Pourtant aux premiers abords Un jour de pluie à New York s’apparente à une nouvelle variante d’un même thème. Péripéties romantiques pour personnages bardés de références culturelles sur fond de jazz le tout dans les rues pluvieuses de New York. Mais, dans cette mécanique bien huilée, le réalisateur capte quelque chose de nouveau, une énergie qu’on ne lui avait pas connue depuis des lustres — à l’exception de son Café Society.


L’octogénaire semble comme revigoré par la prime jeunesse du trio Chalamet/Fanning/Gomez, lui donnant une envie de radical optimisme. Une sensation que l’on retrouve dans le personnage de Gatsby, Chalamet en parfait ersatz d’Allen, qui trouve que du bon dans ce temps pluvieux. Tel un prolongement, les personnages plus agés sont tous désabusés, trompeurs ou malheureux créant un décalage souvent comique, un brin mélancolique, mais surtout, et avant tout imbibé d’un certain espoir en l’avenir. Woody Allen en scrutant ces jeunes garçons romantiques et ces jeunes filles séduisantes, s’était soudain aperçu que cette génération était dans un désir intense de vivre l’instant, même si celui-ci est pluvieux, et qu’après tout rien n’est grave, que rien n’est éternel et même pas l’art quand un couple en devenir roucoule dans le MET.
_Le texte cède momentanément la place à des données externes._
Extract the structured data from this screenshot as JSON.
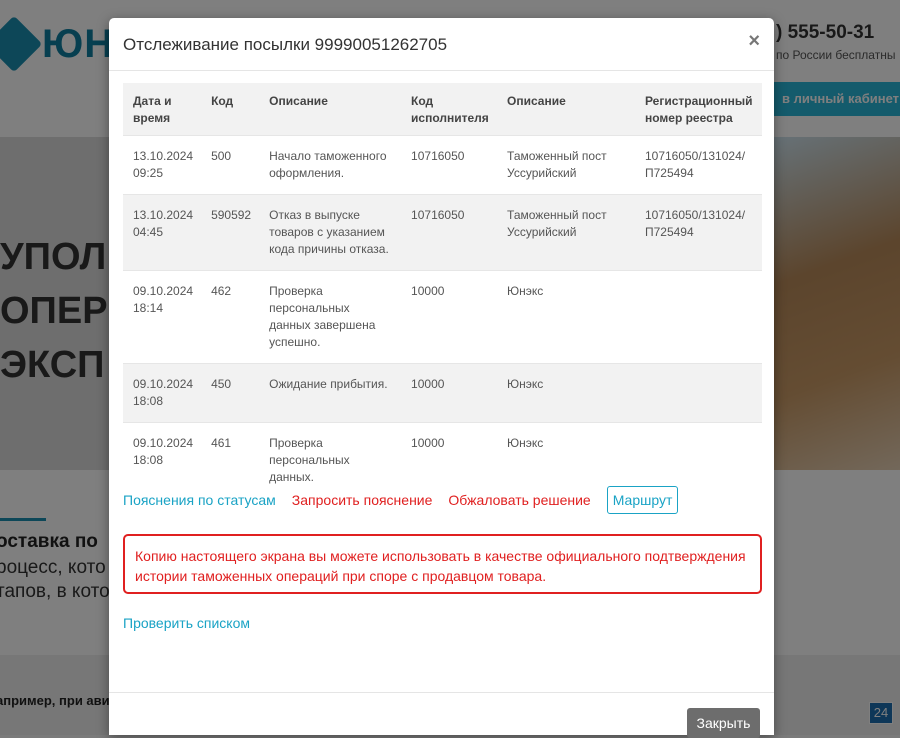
{
  "background": {
    "logo_text": "ЮН",
    "phone": ") 555-50-31",
    "phone_note": "по России бесплатны",
    "cabinet_button": "в личный кабинет",
    "hero_lines": [
      "УПОЛ",
      "ОПЕР",
      "ЭКСП"
    ],
    "subtitle": "оставка по",
    "text_line1": "роцесс, кото",
    "text_line2": "тапов, в кото",
    "footer_text": "апример, при ави",
    "badge": "24"
  },
  "modal": {
    "title": "Отслеживание посылки 99990051262705",
    "close_icon": "×",
    "table": {
      "headers": [
        "Дата и время",
        "Код",
        "Описание",
        "Код исполнителя",
        "Описание",
        "Регистрационный номер реестра"
      ],
      "rows": [
        {
          "datetime": "13.10.2024 09:25",
          "code": "500",
          "description": "Начало таможенного оформления.",
          "executor_code": "10716050",
          "executor": "Таможенный пост Уссурийский",
          "registry": "10716050/131024/ П725494"
        },
        {
          "datetime": "13.10.2024 04:45",
          "code": "590592",
          "description": "Отказ в выпуске товаров с указанием кода причины отказа.",
          "executor_code": "10716050",
          "executor": "Таможенный пост Уссурийский",
          "registry": "10716050/131024/ П725494"
        },
        {
          "datetime": "09.10.2024 18:14",
          "code": "462",
          "description": "Проверка персональных данных завершена успешно.",
          "executor_code": "10000",
          "executor": "Юнэкс",
          "registry": ""
        },
        {
          "datetime": "09.10.2024 18:08",
          "code": "450",
          "description": "Ожидание прибытия.",
          "executor_code": "10000",
          "executor": "Юнэкс",
          "registry": ""
        },
        {
          "datetime": "09.10.2024 18:08",
          "code": "461",
          "description": "Проверка персональных данных.",
          "executor_code": "10000",
          "executor": "Юнэкс",
          "registry": ""
        }
      ]
    },
    "links": {
      "status_help": "Пояснения по статусам",
      "request_explanation": "Запросить пояснение",
      "appeal": "Обжаловать решение",
      "route": "Маршрут"
    },
    "alert": "Копию настоящего экрана вы можете использовать в качестве официального подтверждения истории таможенных операций при споре с продавцом товара.",
    "check_list": "Проверить списком",
    "close_button": "Закрыть"
  },
  "colors": {
    "accent": "#1aa3c5",
    "danger": "#e02020",
    "close_button_bg": "#6d6d6d"
  }
}
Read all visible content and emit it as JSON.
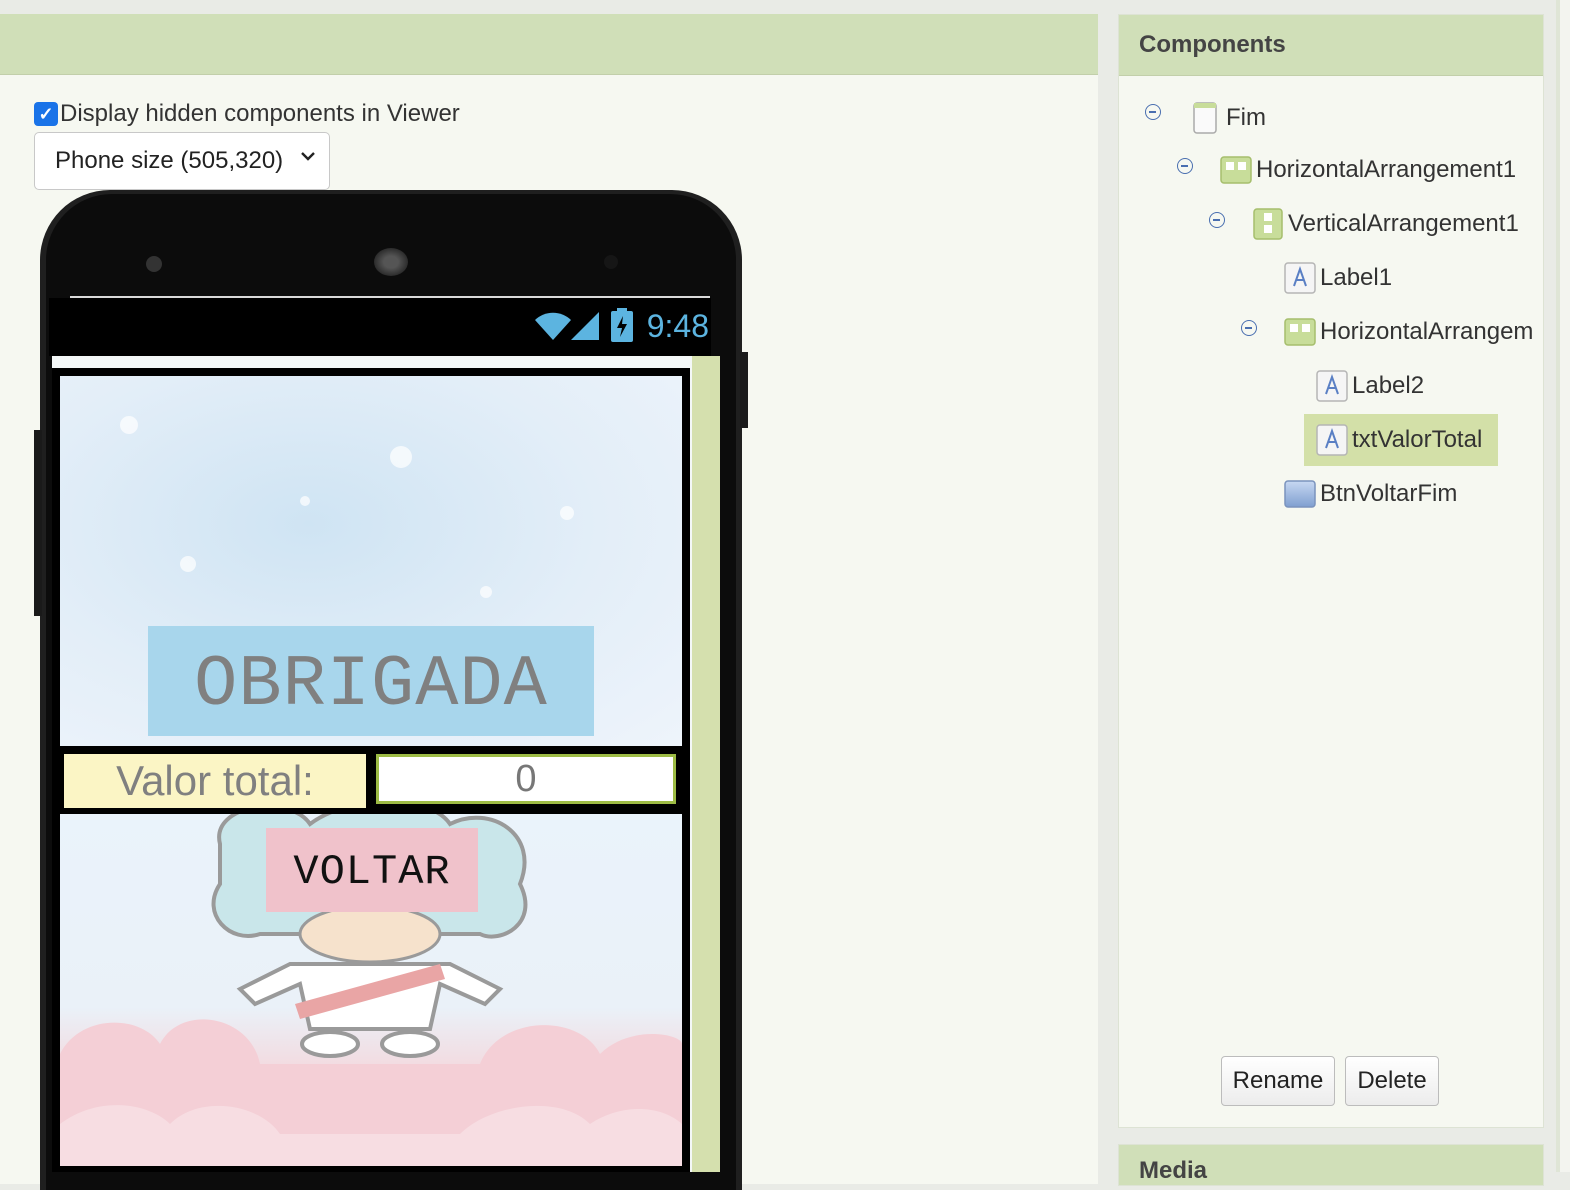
{
  "viewer": {
    "hidden_components_label": "Display hidden components in Viewer",
    "hidden_components_checked": true,
    "phone_size_selected": "Phone size (505,320)"
  },
  "phone": {
    "status_time": "9:48",
    "screen": {
      "title_label": "OBRIGADA",
      "valor_label": "Valor total:",
      "valor_value": "0",
      "back_button": "VOLTAR"
    }
  },
  "components": {
    "title": "Components",
    "tree": [
      {
        "name": "Fim",
        "icon": "screen-icon"
      },
      {
        "name": "HorizontalArrangement1",
        "icon": "horizontal-arrangement-icon"
      },
      {
        "name": "VerticalArrangement1",
        "icon": "vertical-arrangement-icon"
      },
      {
        "name": "Label1",
        "icon": "label-icon"
      },
      {
        "name": "HorizontalArrangem",
        "icon": "horizontal-arrangement-icon"
      },
      {
        "name": "Label2",
        "icon": "label-icon"
      },
      {
        "name": "txtValorTotal",
        "icon": "label-icon",
        "selected": true
      },
      {
        "name": "BtnVoltarFim",
        "icon": "button-icon"
      }
    ],
    "rename_label": "Rename",
    "delete_label": "Delete"
  },
  "media": {
    "title": "Media"
  },
  "colors": {
    "header_green": "#d0dfb8",
    "selected_row": "#d3e0a8",
    "obrigada_bg": "#a8d6ec",
    "valor_bg": "#fbf5c5",
    "voltar_bg": "#f0c2cb",
    "status_clock": "#5cb4e0"
  }
}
Tout cela se déroulant dans un New York réalistement féerique. Là encore un léger pas de côté pour le cinéaste, qui filme la ville qui ne dort jamais comme il avait filmé la plus belle ville au monde — Paris, avec une fantaisie, un écrin fantasmé où le hasard d’une rue mène sur un plateau de tournage. À partir de cet instant, Allen ne met plus en scène le New York de son quotidien, mais celui du cinéma, celui qui fait rêver qui se trouve sublimer par la photographie chimérique de Vittorio Storaro.



Ainsi, Un jour de pluie à New York est un long-métrage à la fois follement imbibé par le ton de son auteur, mais aussi, et c’est plus rare, par le casting qui l’incarne donnant un drôle d’hybride, quelque chose d’assurément moderne et de pourtant indéniablement traditionnel. Un « en même temps » magnifique, mélancolique, éphémère.